March 18, 2017 11:45 pm | Updated March 19, 2017 08:15 am IST

Tech companions: Asha Kamle is one of the 1,400 Google ‘Saathis’ in Maharashtra.

Tech companions: Asha Kamle is one of the 1,400 Google ‘Saathis’ in Maharashtra.

Mumbai: The ‘ Tai ’ — literally sister in Marathi, and a respectful way of addressing an older woman — that the women of Supane refer to with much affection is Asha Kamle, 39, a Google ‘Saathi’.

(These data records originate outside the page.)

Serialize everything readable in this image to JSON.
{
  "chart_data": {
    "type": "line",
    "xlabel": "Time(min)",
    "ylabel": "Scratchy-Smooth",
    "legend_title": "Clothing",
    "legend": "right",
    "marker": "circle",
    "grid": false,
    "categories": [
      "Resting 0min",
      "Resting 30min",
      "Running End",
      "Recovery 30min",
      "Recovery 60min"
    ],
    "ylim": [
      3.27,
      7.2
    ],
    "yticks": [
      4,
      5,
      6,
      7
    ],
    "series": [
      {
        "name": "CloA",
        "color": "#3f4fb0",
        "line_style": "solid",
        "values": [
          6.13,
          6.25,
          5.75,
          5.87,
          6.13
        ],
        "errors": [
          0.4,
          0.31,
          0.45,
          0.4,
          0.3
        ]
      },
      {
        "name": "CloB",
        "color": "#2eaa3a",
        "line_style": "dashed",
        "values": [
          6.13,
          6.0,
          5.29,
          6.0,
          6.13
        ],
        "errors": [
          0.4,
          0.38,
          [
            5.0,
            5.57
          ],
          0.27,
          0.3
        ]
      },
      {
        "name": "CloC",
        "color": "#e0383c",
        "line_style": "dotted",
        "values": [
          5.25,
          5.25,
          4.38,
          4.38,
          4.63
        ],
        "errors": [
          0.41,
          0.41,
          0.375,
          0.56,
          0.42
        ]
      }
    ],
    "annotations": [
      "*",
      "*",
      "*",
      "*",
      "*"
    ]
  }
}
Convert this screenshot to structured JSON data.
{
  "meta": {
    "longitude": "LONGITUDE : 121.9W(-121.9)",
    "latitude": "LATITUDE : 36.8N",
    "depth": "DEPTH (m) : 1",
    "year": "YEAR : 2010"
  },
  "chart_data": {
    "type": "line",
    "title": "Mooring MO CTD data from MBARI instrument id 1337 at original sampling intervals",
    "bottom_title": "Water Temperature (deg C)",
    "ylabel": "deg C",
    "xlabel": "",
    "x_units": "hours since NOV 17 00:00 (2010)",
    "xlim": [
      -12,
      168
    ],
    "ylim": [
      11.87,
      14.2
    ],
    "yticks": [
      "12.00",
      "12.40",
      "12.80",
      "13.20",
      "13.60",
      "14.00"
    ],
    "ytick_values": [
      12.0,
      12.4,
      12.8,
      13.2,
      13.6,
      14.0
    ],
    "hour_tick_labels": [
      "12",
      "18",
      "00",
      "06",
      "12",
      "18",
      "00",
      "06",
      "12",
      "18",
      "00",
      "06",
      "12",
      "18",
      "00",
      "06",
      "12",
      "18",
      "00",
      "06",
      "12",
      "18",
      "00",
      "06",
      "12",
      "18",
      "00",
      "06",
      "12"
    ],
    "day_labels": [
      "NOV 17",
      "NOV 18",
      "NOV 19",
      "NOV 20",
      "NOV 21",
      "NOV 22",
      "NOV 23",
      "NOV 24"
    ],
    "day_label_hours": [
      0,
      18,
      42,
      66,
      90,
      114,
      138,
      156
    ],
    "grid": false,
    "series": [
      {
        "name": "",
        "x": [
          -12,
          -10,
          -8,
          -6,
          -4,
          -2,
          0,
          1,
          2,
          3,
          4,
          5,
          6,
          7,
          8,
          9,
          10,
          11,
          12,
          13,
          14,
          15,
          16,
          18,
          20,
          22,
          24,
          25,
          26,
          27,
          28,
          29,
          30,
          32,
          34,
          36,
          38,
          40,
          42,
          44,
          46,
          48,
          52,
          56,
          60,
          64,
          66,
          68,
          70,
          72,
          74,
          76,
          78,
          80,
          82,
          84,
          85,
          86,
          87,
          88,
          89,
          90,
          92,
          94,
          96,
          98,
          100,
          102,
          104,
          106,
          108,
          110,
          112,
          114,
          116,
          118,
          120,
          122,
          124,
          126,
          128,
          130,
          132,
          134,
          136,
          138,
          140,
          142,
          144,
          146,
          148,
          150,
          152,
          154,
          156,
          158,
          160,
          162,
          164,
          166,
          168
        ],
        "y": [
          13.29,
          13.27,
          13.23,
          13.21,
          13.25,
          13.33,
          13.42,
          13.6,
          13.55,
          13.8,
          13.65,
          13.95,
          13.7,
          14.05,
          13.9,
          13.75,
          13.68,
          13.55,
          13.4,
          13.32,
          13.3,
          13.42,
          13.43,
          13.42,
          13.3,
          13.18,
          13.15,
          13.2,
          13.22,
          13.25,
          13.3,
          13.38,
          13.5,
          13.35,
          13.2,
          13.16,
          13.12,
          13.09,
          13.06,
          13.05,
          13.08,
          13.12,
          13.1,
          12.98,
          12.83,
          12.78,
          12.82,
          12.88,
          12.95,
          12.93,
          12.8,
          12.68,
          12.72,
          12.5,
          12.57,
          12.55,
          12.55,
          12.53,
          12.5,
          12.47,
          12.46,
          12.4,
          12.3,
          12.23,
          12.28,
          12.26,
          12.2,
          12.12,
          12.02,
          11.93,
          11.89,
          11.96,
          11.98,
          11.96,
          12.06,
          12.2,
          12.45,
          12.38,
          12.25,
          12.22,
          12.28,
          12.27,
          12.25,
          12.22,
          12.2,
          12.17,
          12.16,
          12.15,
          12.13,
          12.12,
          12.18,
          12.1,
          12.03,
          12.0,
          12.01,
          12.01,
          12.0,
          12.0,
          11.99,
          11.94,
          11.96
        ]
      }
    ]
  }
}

The Internet giant’s Internet Saathi programme, launched in July 2015, and operational in 60,000 villages in ten States in India, targets rural women, who have been generally left out of the uptake of smartphone usage in India, and aims to deliver digital education to them. In Maharashtra, the programme covers 5,300 vilages, and Ms. Kamle is one of the 1,400 Saathis in the State. What this means, simplistically, is that she was given a smartphone and trained on how to use it and how to train others; she then passes the lessons on to other women in the area. Since November 2016, she has taught 4,000 women.

What is encouraging about the programme is that the learners then teach others who haven’t attended sessions by the Saathis. Shibani Gosain, one of the Dharma-Life Enterpreneurs who are a partner in on-ground project implementation, says, “In the village, everyone know each other, especially the women. It’s a close-knit community. So information is shared very fast.” Google India aims to monitor digital learning more closely and, in the future, increase smartphone literacy to facilitate an increased variety of application for rural women.

 

Roots in the village

“If you ask to take a photograph, I will say yes, because I trust you,” Ms. Kamle says. “But until recently, most of us would say, ‘why are you taking my photograph? What will you do with it? Why should we trust you?’” She says that while the women she has taught are often the only ones in their families who know how to use handheld Internet technology, there is initial reluctance to learn. She says that she herself is an example of that. When she was approached to be a trainer, she declined. Her husband had recently passed away, and she was in no state, she says, to be able to do anything. She started the Saathi training two or three times, but never for more than a day, before she was convinced that the work she would do would help other women. “It took me two months to learn how to use mobile phones with Internet. I’m just starting to understand now and even now there is so much I don’t understand. I want to learn much more.”

Her training, and training others, has, to an extent, helped her deal with loneliness after her husband’s death. Her stature in the community has helped her with her work. “I am familiar with most families in Supane and in surrounding areas, and no man has come up to me and said his wife should not be allowed to learn.” All the same, she says, the technology isn’t as easy as it looks: “Our fingers do not go from down to up easily on the phone, to unlock it. I know it sounds silly, but it takes us three or four attempts. Even now, the finger swipe is not easy.”

Finding the connect

A typical class Asha Kamle conducts will involve her opening the browser on her phone and demonstrating, for example, how to search for chicken curry recipes videos on YouTube. The women she teaches enjoy learning about new recipes, and that helps them transition into believing that new learning is always possible. Another way to break through is to demonstrate how much of a role the Internet could play for their children, she says. “Many mothers ask me to download essays and short-form compositions onto my phone so their children can learn. Children all hate writing essays so much!”

The connect with children is also something she understands from experience. Her only daughter, Akshara, is 18, and is already very comfortable with smartphones, as younger people tend to be. When Akshara is away in Satara, where she is studying computer operations, Ms. Kamle says, her phone is a reassuring connection. “I would like to know who she is with, where, when she will return. It gives me peace of mind.”

Disclosure:  The Hindu  visited Supane on invitation from Google India, which also bore expenses for the trip.